Goliath later joins a team of anti-heroes assembled by Wonder Man (whose judgement was impaired at the time) to defeat the Avengers. He and the group are defeated by the Avengers and remanded to the Raft.

===Goliaths===
The Ultimate Marvel universe features the Goliaths, a group of African-American men who have size-shifting powers and special jumpsuits that can grow with them.
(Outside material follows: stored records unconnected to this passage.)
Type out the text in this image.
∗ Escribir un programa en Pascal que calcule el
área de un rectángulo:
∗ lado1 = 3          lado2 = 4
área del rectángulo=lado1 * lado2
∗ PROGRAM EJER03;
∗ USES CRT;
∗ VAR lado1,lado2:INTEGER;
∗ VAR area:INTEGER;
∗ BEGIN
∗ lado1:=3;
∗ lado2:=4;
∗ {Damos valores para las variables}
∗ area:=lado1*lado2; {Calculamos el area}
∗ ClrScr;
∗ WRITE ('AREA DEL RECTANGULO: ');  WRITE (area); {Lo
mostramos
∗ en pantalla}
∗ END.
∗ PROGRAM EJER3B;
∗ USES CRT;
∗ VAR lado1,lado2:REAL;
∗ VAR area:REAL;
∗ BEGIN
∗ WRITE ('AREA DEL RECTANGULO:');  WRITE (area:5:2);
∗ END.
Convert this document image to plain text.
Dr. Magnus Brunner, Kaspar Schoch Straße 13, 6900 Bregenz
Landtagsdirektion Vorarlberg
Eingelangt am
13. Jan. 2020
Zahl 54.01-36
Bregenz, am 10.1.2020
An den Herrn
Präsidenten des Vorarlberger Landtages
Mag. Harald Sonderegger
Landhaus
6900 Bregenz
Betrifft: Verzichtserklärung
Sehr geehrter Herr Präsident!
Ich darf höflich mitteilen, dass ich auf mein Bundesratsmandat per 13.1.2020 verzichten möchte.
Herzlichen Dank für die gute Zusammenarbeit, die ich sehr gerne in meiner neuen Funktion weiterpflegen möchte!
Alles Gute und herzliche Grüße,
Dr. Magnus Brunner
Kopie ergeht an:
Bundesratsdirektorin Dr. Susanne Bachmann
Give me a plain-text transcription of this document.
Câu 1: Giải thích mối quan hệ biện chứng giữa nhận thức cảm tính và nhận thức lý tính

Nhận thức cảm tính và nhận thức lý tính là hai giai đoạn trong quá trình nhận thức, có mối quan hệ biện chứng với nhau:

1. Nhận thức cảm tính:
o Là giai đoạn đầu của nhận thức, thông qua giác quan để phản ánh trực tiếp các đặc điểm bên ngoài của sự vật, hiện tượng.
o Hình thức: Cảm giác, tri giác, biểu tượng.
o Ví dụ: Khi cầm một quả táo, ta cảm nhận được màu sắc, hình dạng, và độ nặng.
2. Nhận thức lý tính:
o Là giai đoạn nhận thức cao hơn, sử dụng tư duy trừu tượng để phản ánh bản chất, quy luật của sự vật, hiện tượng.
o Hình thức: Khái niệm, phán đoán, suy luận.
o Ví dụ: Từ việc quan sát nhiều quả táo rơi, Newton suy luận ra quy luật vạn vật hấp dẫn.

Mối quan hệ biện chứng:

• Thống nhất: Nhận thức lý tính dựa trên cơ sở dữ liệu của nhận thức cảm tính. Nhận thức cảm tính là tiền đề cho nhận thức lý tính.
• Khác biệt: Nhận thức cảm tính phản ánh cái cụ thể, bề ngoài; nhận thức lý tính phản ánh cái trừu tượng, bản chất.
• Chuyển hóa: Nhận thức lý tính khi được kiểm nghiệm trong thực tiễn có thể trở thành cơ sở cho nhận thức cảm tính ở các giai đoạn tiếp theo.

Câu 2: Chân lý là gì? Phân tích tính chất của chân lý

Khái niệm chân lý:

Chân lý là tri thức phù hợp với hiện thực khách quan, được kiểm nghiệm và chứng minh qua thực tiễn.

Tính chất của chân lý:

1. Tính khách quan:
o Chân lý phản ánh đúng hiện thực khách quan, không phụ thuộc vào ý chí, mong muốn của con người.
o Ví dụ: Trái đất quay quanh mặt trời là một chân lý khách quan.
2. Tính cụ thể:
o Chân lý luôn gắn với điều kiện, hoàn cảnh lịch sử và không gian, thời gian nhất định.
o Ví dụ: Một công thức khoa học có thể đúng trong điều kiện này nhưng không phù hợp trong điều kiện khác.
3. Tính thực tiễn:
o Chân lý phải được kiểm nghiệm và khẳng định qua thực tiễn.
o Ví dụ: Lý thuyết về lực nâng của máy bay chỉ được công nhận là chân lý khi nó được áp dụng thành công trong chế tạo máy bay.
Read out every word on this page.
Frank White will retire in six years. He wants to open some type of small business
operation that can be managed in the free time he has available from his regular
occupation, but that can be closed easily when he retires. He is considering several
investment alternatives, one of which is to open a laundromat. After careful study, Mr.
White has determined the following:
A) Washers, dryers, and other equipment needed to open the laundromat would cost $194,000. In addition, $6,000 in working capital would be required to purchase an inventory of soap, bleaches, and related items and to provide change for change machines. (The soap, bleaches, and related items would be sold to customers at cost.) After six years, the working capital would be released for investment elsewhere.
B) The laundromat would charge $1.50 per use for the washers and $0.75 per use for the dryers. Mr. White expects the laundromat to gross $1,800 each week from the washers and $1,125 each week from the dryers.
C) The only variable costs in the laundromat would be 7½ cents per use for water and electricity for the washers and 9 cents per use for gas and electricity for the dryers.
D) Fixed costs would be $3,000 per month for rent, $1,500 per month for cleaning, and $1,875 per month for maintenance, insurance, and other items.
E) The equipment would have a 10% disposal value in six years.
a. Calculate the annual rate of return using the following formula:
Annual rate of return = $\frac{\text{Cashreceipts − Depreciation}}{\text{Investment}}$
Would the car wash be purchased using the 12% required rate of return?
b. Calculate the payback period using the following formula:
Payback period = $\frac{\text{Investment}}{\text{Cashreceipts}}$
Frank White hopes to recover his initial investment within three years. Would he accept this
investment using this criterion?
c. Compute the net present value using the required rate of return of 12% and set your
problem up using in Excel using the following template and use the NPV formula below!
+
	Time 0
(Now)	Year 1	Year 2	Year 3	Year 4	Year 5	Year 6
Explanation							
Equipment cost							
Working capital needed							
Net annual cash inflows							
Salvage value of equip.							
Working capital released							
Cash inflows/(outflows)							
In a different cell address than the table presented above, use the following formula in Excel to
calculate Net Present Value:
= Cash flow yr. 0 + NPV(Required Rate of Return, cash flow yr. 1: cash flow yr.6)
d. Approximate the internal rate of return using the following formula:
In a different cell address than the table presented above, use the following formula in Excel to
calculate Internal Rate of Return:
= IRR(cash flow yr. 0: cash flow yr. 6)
They are reserve members of S.H.I.E.L.D. alongside the Giant-Men and Giant-Women.

==In other media==
===Television===
- The Hank Pym incarnation of Goliath makes a non-speaking appearance in the X-Men: The Animated Series episode "One Man's Worth (Part 1)".
- The Clint Barton incarnation of Goliath makes a cameo appearance in the Fantastic Four episode "To Battle the Living Planet".
- The Clint Barton and Erik Josten incarnations of Goliath appear in Avengers Assemble, voiced by Troy Baker and Jesse Burch respectively.
- The Bill Foster incarnation of Goliath appears in What If...?, voiced by Laurence Fishburne.

===Video games===
- The Erik Josten incarnation of Goliath appears in Iron Man and X-O Manowar in Heavy Metal.
- The Bill Foster incarnation of Goliath appears as a boss in Marvel: Ultimate Alliance 2, voiced by Emerson Brooks.
- The Bill Foster incarnation of Goliath appears as a playable character in Marvel Super Hero Squad Online.
- The Hank Pym incarnation of Goliath appears as an alternate skin for Hank Pym in Marvel: Future Fight.
- Bill Foster / Black Goliath appears as a playable character in Lego Marvel's Avengers, voiced by James C. Mathis III.